In the second technique called match drilling, one hole may be drilled through the stack-up while the layers are held together. More specifically, the layers may be assembled and joined together first, then a hole may be drilled through the entire stack-up. Although problems of hole alignment, sizing, and orientation are eliminated, match drilling may still result in imperfect holes. For example, match drilling can create burrs on metal corners and can produce tear-out in carbon fiber reinforced polymer material.

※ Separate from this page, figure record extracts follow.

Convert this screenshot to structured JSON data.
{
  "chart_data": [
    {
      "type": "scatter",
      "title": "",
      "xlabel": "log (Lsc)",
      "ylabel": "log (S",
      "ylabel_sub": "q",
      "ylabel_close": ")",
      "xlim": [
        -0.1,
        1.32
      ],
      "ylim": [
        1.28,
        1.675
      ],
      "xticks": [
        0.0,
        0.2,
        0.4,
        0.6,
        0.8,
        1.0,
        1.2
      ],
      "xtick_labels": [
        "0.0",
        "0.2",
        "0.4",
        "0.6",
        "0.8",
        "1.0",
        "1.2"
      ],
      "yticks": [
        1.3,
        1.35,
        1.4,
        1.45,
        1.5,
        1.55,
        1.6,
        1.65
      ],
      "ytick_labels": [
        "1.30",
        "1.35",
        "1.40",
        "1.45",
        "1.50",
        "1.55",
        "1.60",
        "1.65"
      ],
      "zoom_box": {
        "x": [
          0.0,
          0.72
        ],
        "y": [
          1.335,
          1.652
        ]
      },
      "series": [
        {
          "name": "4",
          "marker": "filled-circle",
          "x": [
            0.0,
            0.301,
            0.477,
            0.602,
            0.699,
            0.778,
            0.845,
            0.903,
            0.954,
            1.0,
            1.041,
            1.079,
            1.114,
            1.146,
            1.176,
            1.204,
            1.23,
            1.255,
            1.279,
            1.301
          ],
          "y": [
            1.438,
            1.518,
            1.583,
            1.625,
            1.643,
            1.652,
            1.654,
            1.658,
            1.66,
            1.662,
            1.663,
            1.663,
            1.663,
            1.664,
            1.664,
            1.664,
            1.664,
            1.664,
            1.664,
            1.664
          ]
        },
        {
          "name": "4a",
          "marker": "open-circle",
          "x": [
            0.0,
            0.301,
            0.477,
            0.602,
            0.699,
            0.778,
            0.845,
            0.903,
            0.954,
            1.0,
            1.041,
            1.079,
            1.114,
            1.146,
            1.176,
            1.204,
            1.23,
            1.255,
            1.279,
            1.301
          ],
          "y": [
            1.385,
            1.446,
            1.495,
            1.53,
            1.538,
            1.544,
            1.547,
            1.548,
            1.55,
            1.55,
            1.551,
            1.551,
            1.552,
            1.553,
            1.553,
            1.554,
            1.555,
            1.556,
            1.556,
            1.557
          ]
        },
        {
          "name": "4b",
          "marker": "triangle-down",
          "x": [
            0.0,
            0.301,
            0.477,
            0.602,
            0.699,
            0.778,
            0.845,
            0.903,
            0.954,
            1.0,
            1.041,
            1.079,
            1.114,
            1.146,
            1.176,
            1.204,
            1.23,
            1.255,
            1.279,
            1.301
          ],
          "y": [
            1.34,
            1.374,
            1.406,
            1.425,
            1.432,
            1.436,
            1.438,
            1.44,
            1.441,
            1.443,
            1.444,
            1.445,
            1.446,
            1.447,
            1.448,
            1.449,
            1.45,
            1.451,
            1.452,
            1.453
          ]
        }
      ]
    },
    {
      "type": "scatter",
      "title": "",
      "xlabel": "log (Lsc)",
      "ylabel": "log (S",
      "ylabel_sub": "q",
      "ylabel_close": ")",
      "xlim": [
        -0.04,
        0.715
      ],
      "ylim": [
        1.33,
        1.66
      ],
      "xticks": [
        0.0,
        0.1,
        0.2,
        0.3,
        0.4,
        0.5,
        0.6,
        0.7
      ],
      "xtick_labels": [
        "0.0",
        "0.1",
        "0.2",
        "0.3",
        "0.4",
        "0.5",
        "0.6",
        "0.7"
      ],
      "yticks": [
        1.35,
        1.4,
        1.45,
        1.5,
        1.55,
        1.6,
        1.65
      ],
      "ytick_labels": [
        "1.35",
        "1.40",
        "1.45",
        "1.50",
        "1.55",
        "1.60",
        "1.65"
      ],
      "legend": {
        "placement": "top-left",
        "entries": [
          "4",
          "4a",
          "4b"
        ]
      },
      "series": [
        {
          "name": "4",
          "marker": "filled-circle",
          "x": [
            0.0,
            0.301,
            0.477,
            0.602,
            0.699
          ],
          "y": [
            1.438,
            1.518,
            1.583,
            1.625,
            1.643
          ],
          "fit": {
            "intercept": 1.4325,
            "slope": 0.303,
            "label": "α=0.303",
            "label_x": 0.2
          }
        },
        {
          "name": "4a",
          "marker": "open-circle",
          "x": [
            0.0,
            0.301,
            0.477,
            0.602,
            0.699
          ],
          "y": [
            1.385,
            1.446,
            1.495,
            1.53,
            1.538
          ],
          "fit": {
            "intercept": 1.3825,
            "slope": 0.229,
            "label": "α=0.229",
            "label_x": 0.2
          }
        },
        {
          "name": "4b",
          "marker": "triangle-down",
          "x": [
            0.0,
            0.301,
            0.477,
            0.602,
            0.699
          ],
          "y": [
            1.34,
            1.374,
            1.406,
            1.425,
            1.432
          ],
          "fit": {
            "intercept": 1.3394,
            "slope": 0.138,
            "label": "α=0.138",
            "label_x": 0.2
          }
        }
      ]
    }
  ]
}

In order to clean up the holes after match drilling, the stack-up is disassembled, and the holes in each layer undergo a finishing process. Following the finishing process, the layers are reassembled to form the stack-up. The need to assemble, disassemble, and reassemble the stack-up in order to achieve high quality holes results in a significant increase in cost and flow time during production. Accordingly, there is a need to provide a cost-effective, efficient method and system for machining a multi-material stack-up.